一時金と鑑定評価額

貸家及びその敷地(賃貸マンションとかテナントビルとか)の運営に当たっては、敷金・礼金・保証金等の一時金が発生します。

これを価格評価上における収益還元法適用上どのように扱うかということと、売買・決済の際に預かり一時金がどのように取り扱われ、鑑定評価額とどのような関係になるのかは、ちょっとややこしい部分なので、この記事でまとめてみました。

一時金の種類と鑑定評価上の取扱い

一時金には、敷金・礼金・保証金等いろいろなものが有り、同じ名前でも地域によって呼び方が違ったりするのですが、鑑定評価では、

  • 預り金的性格の一時金:入居時に支払って退去時に返してもらえる一時金
  • 賃料の前払い的性格の一時金:入居時・更新時に支払い、返してもらえない一時金

に分類して処理を行います。

預り金的性格の一時金に関しては、オーナーはそのお金を持って入るものの、テナントが「出る」と言われたら即時変化役する必要が有ります。

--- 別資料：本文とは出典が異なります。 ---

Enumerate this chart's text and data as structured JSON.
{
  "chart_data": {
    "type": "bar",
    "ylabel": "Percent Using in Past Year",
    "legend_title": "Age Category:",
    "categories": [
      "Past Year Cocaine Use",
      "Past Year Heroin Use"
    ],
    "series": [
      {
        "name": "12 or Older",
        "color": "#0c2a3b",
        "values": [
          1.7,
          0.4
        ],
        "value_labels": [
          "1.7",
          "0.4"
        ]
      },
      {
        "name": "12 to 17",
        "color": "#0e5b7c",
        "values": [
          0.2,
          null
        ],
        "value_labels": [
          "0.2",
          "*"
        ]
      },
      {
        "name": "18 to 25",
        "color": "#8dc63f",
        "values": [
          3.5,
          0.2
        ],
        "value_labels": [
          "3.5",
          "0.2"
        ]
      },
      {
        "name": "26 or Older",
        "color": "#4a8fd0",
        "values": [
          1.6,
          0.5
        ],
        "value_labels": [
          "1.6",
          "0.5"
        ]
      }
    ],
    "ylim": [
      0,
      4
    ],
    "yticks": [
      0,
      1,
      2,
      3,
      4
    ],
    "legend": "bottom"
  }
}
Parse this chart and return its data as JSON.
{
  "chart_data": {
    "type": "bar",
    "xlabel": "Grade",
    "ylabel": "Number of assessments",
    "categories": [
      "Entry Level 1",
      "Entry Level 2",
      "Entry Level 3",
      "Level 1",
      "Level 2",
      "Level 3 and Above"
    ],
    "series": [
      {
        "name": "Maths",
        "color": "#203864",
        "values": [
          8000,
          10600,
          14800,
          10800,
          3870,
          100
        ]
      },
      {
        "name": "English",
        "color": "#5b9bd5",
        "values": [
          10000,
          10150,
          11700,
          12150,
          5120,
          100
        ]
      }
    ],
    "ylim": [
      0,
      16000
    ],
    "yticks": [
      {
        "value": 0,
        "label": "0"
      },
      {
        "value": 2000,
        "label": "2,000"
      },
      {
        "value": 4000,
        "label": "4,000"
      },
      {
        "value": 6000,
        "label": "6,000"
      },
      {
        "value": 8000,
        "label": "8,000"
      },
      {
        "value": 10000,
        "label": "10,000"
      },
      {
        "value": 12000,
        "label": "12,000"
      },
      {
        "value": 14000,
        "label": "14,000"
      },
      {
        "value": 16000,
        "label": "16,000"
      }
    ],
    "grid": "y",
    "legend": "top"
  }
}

この中で鑑定評価では、「このお金は対象不動産の収支とは別立てで管理して、いつでも返却できるような形で保持・運用するのが一般的だ」と考えます。

そして、流動性を保持した形での運用(ある程度普通預金にしておいて、一部を短期かつ確実な形で運用)を想定して、このブログを書いている2018年10月時点では、運用利回り1%程度での運用を想定し、これを雑収入的に収支に加えます(具体にはNOIを計算した後に、この収入を加えて、資本的支出を引いてNCFを導出します)。

これに対して、賃料の前払い的性格の一時金は、入居もしくは更新のタイミングの度に入ってきて返さなくて良い、オーナーさんにとっての「ボーナス」のようなものですので平均的な収入額を、不動産収支上の「その他収入」で収支計上します(先程の預り金的性格の一時金がNOI計算の後に処理するのに対し、こちらはNOI計算の中で処理を行います)。

売買・決済時の預かり一時金の取扱い

前オーナーが受け取った「賃料の前払い的性格の一時金」は、前オーナーが今までに受け取った家賃と同様に前オーナーのものです。

しかし、前オーナーが受け取った「預り金的性格の一時金」は、売買時に居付きのテナントの分は、これを購入した後オーナーがテナント退去時にテナントに返還する必要が有ります。

つまり、収益物件を購入すると、その購入時点で有している「預り金返済債務」を次のオーナーが負担することになります。

実際の売買に当たっては、この債務について、以下の2つの方法が有ります。

  • 東京方式:物件の売買価格から、預り金返済債務を相殺して決済する(物件価格が1億で、預り金返済債務が2千万円なら8千万円で決済する)
  • 大阪方式:預り金返済債務は「持ち回り」と考え、物件価格で決済する(物件価格が1億で、預り金返済債務が2千万円でも、1億円で決済する)

尚、最近は大阪であっても「東京方式」の決済が多く見られるようになってきています。

預り金返済債務と鑑定評価額の関係性

素直に考えると、東京方式的に、「物件価格が1億で、預り金返済債務が2千万円なら8千万円」で、この8千万円が鑑定評価額になるような気もします。

ただ、前述のように市場には異なる決済方式(大阪方式)もありますし、税務会計処理等においては、債務は債務として別立てで処理を行っていきます。

ですので、物件価格である1億円を鑑定評価額とし、預り金返済債務が存する場合には、鑑定評価額を表記した部分の欄外等に「通常の不動産取引に当たっては、上記評価額から買主に承継される一時金返還債務額を控除した額が決済価額として授受される」というような文言を注記することになっています。